In August 2022, Polyplus unveiled its groundbreaking Transgene Plasmid Engineering Services tailored specifically for viral vector production. The expansion of Polyplus' plasmid services provided a comprehensive range of options for next-generation viral vector and gene therapy manufacturing. These services can be utilized independently or in conjunction with the industry-standard PEIpro and FectoVIR-AAV reagents and kits. In May 2022, AGC Biologics expanded its Longmont, Colorado facility, adding viral vector suspension technology and capacity to support the development and manufacturing of gene therapies. These new capabilities, which were launched online in the third quarter of 2022, enhanced the site's existing viral vector and cell therapy services.
Consequently, due to factors such as the burgeoning involvement of companies in cell and gene therapy and robust collaborations among them, the cell and gene therapy segment is poised for significant growth in the future.
North America is expected to dominate the market due to factors such as the well-established pharmaceutical and biotechnology industry and the rising focus on contract manufacturing across the region.
The companies are investing in research and development of gene therapy. For instance, in October 2022, Astellas invested USD 50 million in Taysha Gene Therapies Inc. in order to gain access to two of its AAV gene therapy initiatives for Rett syndrome and giant axonal neuropathy (GAN). Similarly, the National Cancer Institute (NIC), based on data updated in March 2022, was given USD 6.9 billion by the Consolidated Appropriations Act 2022. This was a net increase of USD 353 million over FY 2021. The FY 2022 allocation included USD 194 million in funding for the Cancer Moonshot and USD 50 million for the Childhood Cancer Data Initiative. Thus, increasing investments in enabling a precision medicine approach across the country are expected to drive the market during the forecast period.
Companies operating in the area are investing heavily in the research and development of advanced and effective therapeutics for cancer treatment and launching new products, which is expected to further boost the growth of the cancer segment in the market studied.

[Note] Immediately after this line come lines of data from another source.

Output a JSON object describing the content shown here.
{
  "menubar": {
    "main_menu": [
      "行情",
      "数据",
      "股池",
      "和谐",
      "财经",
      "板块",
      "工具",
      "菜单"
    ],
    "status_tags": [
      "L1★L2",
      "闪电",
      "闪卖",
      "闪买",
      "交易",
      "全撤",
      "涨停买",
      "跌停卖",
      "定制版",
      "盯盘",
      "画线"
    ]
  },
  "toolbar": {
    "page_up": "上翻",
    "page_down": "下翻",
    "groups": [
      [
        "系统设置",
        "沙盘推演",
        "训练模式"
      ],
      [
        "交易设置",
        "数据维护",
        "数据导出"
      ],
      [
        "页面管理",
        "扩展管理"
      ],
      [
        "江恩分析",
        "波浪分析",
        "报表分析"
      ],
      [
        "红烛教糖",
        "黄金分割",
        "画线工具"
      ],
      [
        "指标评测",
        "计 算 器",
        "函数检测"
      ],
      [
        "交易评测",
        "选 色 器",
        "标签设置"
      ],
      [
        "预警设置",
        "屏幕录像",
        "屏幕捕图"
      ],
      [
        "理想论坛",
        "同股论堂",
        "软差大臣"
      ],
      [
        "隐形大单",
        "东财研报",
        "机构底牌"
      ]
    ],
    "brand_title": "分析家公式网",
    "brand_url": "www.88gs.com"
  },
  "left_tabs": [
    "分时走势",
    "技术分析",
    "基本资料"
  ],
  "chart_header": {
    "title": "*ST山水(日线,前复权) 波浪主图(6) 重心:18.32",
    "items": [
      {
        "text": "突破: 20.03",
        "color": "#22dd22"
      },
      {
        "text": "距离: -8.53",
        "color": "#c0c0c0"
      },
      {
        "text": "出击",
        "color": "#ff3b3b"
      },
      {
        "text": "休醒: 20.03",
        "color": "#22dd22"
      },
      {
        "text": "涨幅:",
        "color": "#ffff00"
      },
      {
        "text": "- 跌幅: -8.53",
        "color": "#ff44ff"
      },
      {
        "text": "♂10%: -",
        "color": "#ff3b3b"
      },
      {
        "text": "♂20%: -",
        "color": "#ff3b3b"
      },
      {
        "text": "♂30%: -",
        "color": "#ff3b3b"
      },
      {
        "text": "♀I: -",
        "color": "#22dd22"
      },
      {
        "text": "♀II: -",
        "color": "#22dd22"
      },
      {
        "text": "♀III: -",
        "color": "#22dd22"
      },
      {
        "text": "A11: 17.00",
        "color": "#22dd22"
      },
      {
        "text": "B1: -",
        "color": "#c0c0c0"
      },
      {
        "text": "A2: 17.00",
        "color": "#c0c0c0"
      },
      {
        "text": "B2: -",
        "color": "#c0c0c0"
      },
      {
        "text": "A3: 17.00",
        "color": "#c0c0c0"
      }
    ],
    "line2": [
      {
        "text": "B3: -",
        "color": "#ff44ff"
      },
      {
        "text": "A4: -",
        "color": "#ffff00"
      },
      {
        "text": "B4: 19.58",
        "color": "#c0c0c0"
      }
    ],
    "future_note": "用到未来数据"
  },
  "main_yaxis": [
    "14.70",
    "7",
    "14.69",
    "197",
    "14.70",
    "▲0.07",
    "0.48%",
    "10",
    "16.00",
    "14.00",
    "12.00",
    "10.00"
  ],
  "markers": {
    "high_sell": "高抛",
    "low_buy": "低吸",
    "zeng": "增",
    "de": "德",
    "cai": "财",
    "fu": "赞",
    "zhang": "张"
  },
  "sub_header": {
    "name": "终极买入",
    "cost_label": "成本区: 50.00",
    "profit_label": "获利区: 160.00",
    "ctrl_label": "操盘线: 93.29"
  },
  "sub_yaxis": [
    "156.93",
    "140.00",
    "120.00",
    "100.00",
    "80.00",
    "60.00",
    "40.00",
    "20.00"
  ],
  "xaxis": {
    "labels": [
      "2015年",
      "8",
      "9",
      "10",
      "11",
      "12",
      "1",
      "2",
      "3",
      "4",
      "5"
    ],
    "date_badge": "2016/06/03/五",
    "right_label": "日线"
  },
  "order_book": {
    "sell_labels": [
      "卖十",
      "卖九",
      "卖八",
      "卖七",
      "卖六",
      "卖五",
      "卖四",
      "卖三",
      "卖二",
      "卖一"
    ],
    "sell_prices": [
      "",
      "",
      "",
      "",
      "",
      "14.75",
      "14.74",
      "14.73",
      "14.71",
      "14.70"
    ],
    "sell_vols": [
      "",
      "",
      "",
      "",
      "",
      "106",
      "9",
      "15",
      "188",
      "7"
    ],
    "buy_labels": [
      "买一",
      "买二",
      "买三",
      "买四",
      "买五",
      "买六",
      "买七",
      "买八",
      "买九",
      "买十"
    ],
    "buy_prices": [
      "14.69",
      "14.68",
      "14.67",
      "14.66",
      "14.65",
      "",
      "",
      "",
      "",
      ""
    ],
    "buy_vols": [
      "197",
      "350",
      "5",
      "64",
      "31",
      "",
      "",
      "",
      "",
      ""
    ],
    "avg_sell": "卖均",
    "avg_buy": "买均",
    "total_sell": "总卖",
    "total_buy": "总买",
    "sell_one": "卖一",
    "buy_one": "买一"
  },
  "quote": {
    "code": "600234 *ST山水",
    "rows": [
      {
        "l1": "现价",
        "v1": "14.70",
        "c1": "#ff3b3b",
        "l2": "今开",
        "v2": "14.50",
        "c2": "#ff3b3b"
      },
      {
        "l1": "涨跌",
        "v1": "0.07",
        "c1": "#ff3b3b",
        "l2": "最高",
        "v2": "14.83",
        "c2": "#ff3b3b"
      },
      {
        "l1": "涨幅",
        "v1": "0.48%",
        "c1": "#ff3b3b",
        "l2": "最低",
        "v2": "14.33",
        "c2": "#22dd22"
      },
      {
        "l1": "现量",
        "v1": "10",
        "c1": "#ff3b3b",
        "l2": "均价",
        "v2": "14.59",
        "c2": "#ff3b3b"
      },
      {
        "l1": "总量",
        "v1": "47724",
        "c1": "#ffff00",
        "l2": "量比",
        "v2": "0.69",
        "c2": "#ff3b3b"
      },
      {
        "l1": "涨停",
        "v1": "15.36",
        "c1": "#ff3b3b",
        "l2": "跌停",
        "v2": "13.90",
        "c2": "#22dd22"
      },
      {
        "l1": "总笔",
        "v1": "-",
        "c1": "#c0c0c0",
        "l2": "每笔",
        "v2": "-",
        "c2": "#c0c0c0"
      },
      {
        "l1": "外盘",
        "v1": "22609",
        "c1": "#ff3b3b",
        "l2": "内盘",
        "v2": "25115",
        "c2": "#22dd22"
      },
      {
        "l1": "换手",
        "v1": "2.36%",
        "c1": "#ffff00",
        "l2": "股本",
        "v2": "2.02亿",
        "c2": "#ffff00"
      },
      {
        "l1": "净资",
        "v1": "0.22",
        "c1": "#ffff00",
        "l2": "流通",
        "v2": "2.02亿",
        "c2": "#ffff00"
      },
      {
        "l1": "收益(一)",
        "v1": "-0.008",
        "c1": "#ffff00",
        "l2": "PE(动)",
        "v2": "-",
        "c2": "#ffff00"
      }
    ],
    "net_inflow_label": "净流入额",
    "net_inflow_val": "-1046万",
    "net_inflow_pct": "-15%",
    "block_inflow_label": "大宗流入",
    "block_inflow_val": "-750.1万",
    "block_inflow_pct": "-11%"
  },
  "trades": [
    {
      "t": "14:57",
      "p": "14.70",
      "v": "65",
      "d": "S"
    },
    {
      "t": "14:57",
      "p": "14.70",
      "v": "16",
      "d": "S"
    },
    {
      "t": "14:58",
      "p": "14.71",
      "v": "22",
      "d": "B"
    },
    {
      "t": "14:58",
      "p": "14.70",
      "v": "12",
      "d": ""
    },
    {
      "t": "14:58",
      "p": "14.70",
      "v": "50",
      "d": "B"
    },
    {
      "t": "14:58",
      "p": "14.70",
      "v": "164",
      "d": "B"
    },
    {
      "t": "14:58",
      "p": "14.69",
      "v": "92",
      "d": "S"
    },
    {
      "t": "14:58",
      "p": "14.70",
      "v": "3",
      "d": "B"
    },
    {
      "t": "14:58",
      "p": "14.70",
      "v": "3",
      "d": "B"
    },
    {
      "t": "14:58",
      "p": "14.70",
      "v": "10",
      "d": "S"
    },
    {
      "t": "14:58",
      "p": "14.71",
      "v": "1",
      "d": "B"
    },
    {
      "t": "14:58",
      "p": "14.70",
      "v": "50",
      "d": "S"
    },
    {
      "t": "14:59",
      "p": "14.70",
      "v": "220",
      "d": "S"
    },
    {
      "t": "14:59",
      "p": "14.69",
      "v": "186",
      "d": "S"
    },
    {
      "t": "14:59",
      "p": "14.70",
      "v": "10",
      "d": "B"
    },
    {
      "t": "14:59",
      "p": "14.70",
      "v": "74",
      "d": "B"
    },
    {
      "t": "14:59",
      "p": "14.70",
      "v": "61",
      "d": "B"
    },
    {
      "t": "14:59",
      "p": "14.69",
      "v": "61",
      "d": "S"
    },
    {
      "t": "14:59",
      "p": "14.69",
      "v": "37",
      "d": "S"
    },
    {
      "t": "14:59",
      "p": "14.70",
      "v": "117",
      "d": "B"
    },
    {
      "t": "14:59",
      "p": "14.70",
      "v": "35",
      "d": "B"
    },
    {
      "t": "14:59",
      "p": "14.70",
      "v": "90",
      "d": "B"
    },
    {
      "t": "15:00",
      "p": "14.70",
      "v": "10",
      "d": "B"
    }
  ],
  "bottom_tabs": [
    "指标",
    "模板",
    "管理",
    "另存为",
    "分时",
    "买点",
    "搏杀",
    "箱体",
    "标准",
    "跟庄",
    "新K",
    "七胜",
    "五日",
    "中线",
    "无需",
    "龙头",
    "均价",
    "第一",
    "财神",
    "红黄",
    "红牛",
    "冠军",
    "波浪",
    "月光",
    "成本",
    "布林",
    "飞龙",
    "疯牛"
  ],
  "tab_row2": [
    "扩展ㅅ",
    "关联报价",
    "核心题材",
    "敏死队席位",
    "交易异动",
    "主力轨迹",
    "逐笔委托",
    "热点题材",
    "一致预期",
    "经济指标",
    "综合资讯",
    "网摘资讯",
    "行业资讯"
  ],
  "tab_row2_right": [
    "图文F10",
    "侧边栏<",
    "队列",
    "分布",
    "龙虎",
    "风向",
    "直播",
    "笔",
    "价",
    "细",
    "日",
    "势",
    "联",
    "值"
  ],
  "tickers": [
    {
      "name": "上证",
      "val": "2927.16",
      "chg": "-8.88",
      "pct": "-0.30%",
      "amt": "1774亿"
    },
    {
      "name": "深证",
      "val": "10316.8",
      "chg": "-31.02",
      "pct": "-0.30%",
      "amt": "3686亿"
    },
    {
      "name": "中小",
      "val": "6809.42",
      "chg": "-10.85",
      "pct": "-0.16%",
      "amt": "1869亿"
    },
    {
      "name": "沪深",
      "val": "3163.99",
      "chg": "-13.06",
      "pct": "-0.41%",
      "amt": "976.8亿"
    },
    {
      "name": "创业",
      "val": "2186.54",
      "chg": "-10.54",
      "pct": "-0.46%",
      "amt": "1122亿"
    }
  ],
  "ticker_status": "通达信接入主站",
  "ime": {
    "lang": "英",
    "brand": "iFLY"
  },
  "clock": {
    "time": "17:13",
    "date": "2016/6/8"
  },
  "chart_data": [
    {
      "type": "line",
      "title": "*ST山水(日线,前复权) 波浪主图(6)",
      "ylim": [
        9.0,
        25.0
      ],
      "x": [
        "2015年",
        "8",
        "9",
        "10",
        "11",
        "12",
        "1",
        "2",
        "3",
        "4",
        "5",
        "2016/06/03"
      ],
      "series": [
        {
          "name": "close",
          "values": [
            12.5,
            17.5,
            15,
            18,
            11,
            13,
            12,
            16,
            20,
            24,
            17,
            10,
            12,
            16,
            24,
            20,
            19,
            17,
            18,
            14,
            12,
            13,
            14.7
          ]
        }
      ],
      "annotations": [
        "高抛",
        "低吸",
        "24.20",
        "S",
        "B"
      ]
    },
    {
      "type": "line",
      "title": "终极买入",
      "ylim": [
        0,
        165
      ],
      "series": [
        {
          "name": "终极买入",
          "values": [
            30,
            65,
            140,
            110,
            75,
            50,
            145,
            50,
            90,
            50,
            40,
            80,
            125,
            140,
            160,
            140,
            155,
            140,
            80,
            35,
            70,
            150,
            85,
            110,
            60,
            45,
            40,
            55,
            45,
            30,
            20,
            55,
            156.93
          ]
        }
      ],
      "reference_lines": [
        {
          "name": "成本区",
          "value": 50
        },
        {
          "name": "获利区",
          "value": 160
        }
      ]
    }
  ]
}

In November 2022, the US Food and Drug Administration approved Hemgenix, an adeno-associated virus vector-based gene therapy for treating adults with Hemophilia B or life-threatening historical hemorrhage or who have repeated, serious, severe spontaneous bleeding episodes.
The North American market is experiencing growth as a result of increasing investments by companies and the presence of a well-established pharmaceutical industry in the region.
The market for AAV CDMO is moderately competitive, with several companies operating globally. The companies are mainly focusing on strategic activities such as collaboration, mergers, acquisitions, and partnerships to sustain themselves in the market. Some of the key players operating in the market include Thermo Fischer Scientific Inc., Creative Biogene, Catalent Inc., Charles River Laboratories International Inc., and Danaher (Aldevron).